In 1995, a spill from one of these lagoons killed a billion fish in the Neuse River of North Carolina. Every year since, dead fish have continued to wash up onshore by the tens of millions. They're not dying from the smell. No, these fish are falling prey to a pre­viously unknown life form spawned in the pig shit basins and car­ried into the river waters: thepfiesteriapiscicida. This dinoflagellate is a microscopic free-swimming single-celled organism that can mutate into at least twenty-four different forms, depending on its prey. It attacks the fish, stunning them with one toxin, then liquefying their flesh with another, then feasting on the liquefied skin and tissue. This is why so many of the fish in the Neuse (dead and alive) sport horrible, bloody lessons.


The fishermen and bridge keepers of the Neuse have also developed these ugly sores, which is why they don’t wear shorts on a first date.  Of course, it’s hard to get a date when you suffer from lethargy, headaches, and such sever cognitive impairment that you can’t remember your own name or dial a telephone number.  Which psiesteria also causes. 


Because the meat industry in this country has become vertically integrated, Big Meat has put the small independent hog farmer out of business. Twenty years ago there were 27,500 family hog farm­ers in North Carolina alone. Now there are none. Today, a single company named Smithfield owns more than 70 percent of the state's hogs. Small farmers are learning that you can't beat Big Meat.


Nobody claims that factory farming is pretty. But its defend­ers say that it brings economies of scale that drive down the price of meat for consumers. This is true as long as you don't factor in the shit. Bobby Kennedy, Jr., president of the Waterkeeper Al­liance, told me that, if the waste were disposed of legally, the cost of pork from factory farms would be higher than pork from fam­ily farms.


They cannot produce hogs, or pork chops, or bacon more ef­ficiently than a family farm without breaking the law. They aren't about the free market, because they can't compete without committing criminal acts every single day. Their whole system is built on being able to disable or capture gov­ernment agencies.


They're not in favor of responsibility, or democracy, or private property. It's just about privatizing the air, water, all the things that the public's supposed to own. They are try­ing to take them away from us, privatize them, and liquidate them for cash.


That's the only coherent philosophy they have. That's it.
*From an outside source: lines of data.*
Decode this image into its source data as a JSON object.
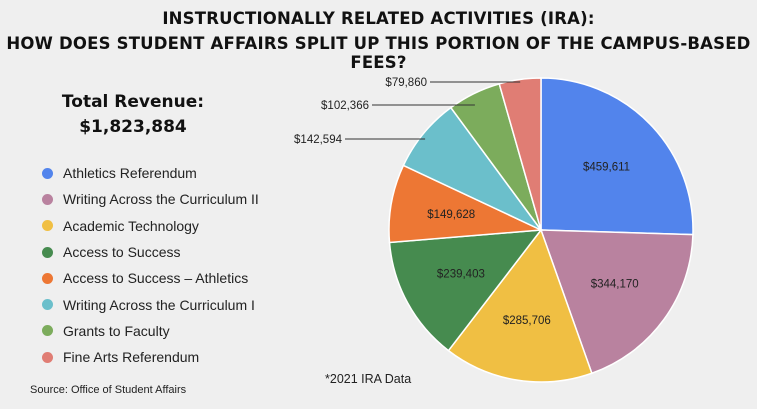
{
  "header": {
    "title_line1": "INSTRUCTIONALLY RELATED ACTIVITIES (IRA):",
    "title_line2": "HOW DOES STUDENT AFFAIRS SPLIT UP THIS PORTION OF THE CAMPUS-BASED FEES?"
  },
  "summary": {
    "revenue_label": "Total Revenue:",
    "revenue_value": "$1,823,884"
  },
  "footnote": "*2021 IRA Data",
  "source": "Source: Office of Student Affairs",
  "chart_data": {
    "type": "pie",
    "title": "How does Student Affairs split up this portion of the campus-based fees?",
    "start": "12 o'clock, clockwise",
    "legend_position": "left",
    "slices": [
      {
        "name": "Athletics Referendum",
        "value": 459611,
        "label": "$459,611",
        "color": "#5284ec"
      },
      {
        "name": "Writing Across the Curriculum II",
        "value": 344170,
        "label": "$344,170",
        "color": "#b9829f"
      },
      {
        "name": "Academic Technology",
        "value": 285706,
        "label": "$285,706",
        "color": "#f0bf43"
      },
      {
        "name": "Access to Success",
        "value": 239403,
        "label": "$239,403",
        "color": "#468b4f"
      },
      {
        "name": "Access to Success – Athletics",
        "value": 149628,
        "label": "$149,628",
        "color": "#ed7734"
      },
      {
        "name": "Writing Across the Curriculum I",
        "value": 142594,
        "label": "$142,594",
        "color": "#6bbfcb"
      },
      {
        "name": "Grants to Faculty",
        "value": 102366,
        "label": "$102,366",
        "color": "#7cac5c"
      },
      {
        "name": "Fine Arts Referendum",
        "value": 79860,
        "label": "$79,860",
        "color": "#e07d74"
      }
    ]
  }
}
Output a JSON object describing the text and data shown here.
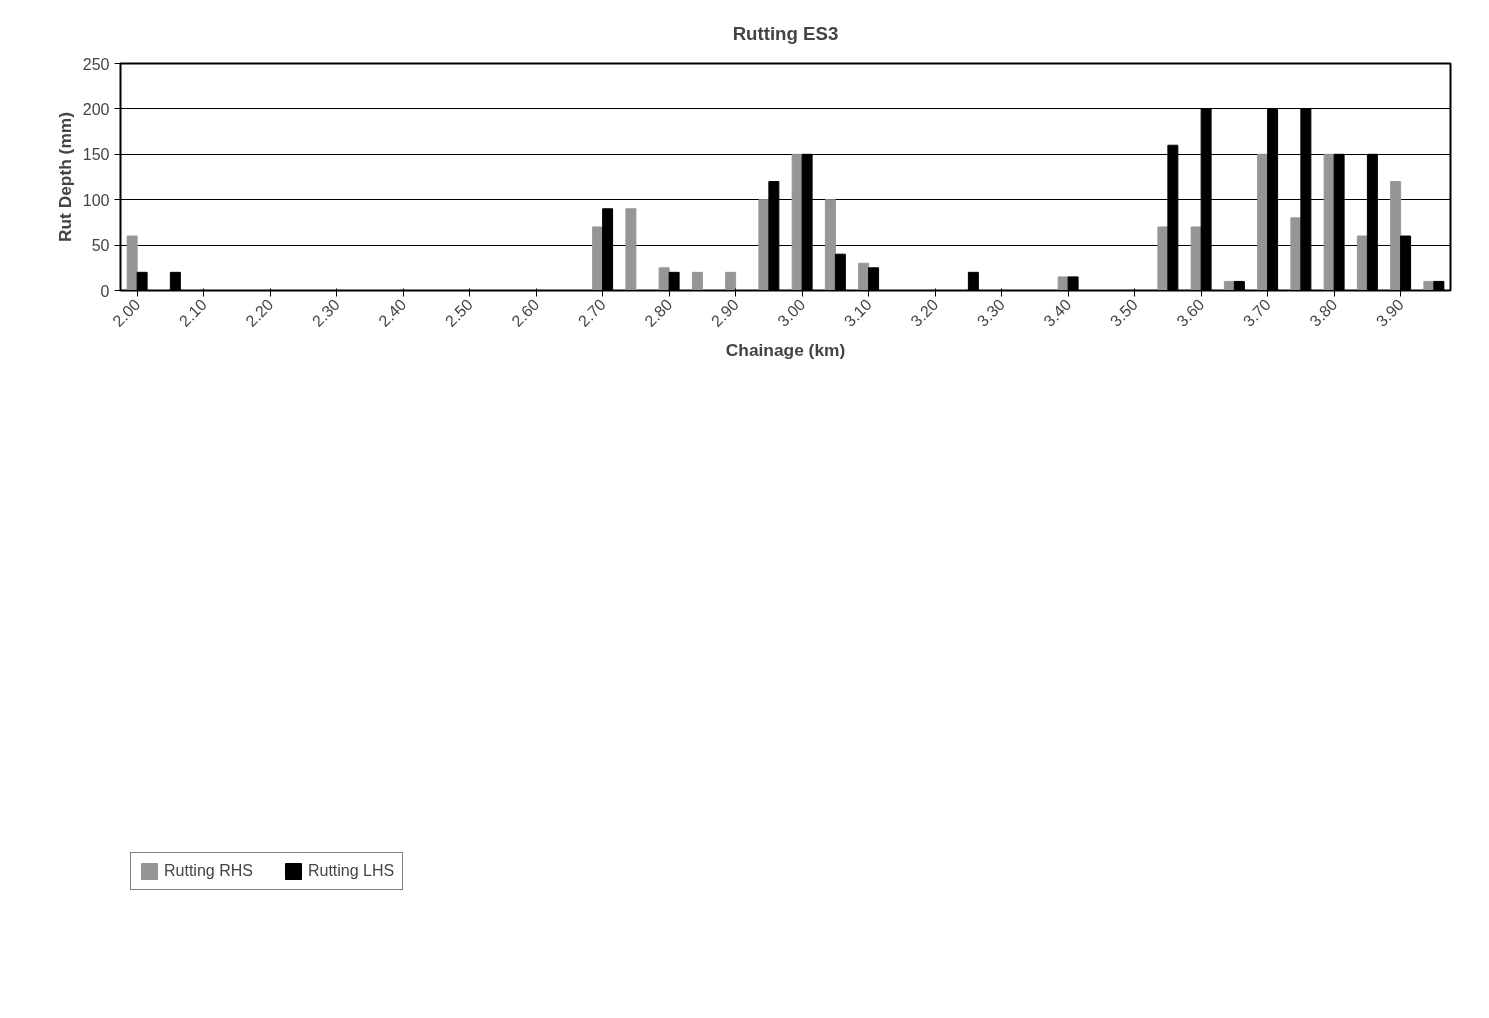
{
  "chart_data": {
    "type": "bar",
    "title": "Rutting ES3",
    "xlabel": "Chainage (km)",
    "ylabel": "Rut Depth (mm)",
    "categories": [
      "2.00",
      null,
      "2.10",
      null,
      "2.20",
      null,
      "2.30",
      null,
      "2.40",
      null,
      "2.50",
      null,
      "2.60",
      null,
      "2.70",
      null,
      "2.80",
      null,
      "2.90",
      null,
      "3.00",
      null,
      "3.10",
      null,
      "3.20",
      null,
      "3.30",
      null,
      "3.40",
      null,
      "3.50",
      null,
      "3.60",
      null,
      "3.70",
      null,
      "3.80",
      null,
      "3.90",
      null
    ],
    "series": [
      {
        "name": "Rutting RHS",
        "color": "#969696",
        "values": [
          60,
          0,
          0,
          0,
          0,
          0,
          0,
          0,
          0,
          0,
          0,
          0,
          0,
          0,
          70,
          90,
          25,
          20,
          20,
          100,
          150,
          100,
          30,
          0,
          0,
          0,
          0,
          0,
          15,
          0,
          0,
          70,
          70,
          10,
          150,
          80,
          150,
          60,
          120,
          10
        ]
      },
      {
        "name": "Rutting LHS",
        "color": "#000000",
        "values": [
          20,
          20,
          0,
          0,
          0,
          0,
          0,
          0,
          0,
          0,
          0,
          0,
          0,
          0,
          90,
          0,
          20,
          0,
          0,
          120,
          150,
          40,
          25,
          0,
          0,
          20,
          0,
          0,
          15,
          0,
          0,
          160,
          200,
          10,
          200,
          200,
          150,
          150,
          60,
          10
        ]
      }
    ],
    "ylim": [
      0,
      250
    ],
    "yticks": [
      0,
      50,
      100,
      150,
      200,
      250
    ],
    "grid": "y",
    "legend": "bottom left"
  }
}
To be totally honest, I wish the Clinton administration had done more to address the pig shit problem. But at least he was pushing in the right direction. Toward the end of his administra­tion, the EPA issued stringent new CAFO regulations, requiring hog factories to take responsibility for their waste and initiating suits against some of the violators.


When Bush took office, his appointees gutted the regulations. Eric Schaeffer, head of enforcement for the EPA, resigned in disgust after being told to drop the agency’s cases against the offending conglomerates.  The administration cut a deal granting immunity to factory farm air polluters, and its Republican allies in Congress defeated a proposal by Paul Wellstone to bar hog pro­ducers from also owning the slaughterhouses. As Bush's stance on pig shit became clear, you could hear the squeals of joy at Smithfield.


They say that a rising tide lifts all boats. But in a pig shit lagoon, the only boat that rises is the one on top of the geyser.


Perhaps there is someone reading this who is saying, "Give me a break, Al. I don't care about pigs, or pig shit, or family farms, or mountaintops, or this pfiest-a-mahoosey, or the environment." To you, I have this to say: You were not legitimately elected pres­ident, sir.


But I respect the office you hold, and I'm honored that you're reading my book.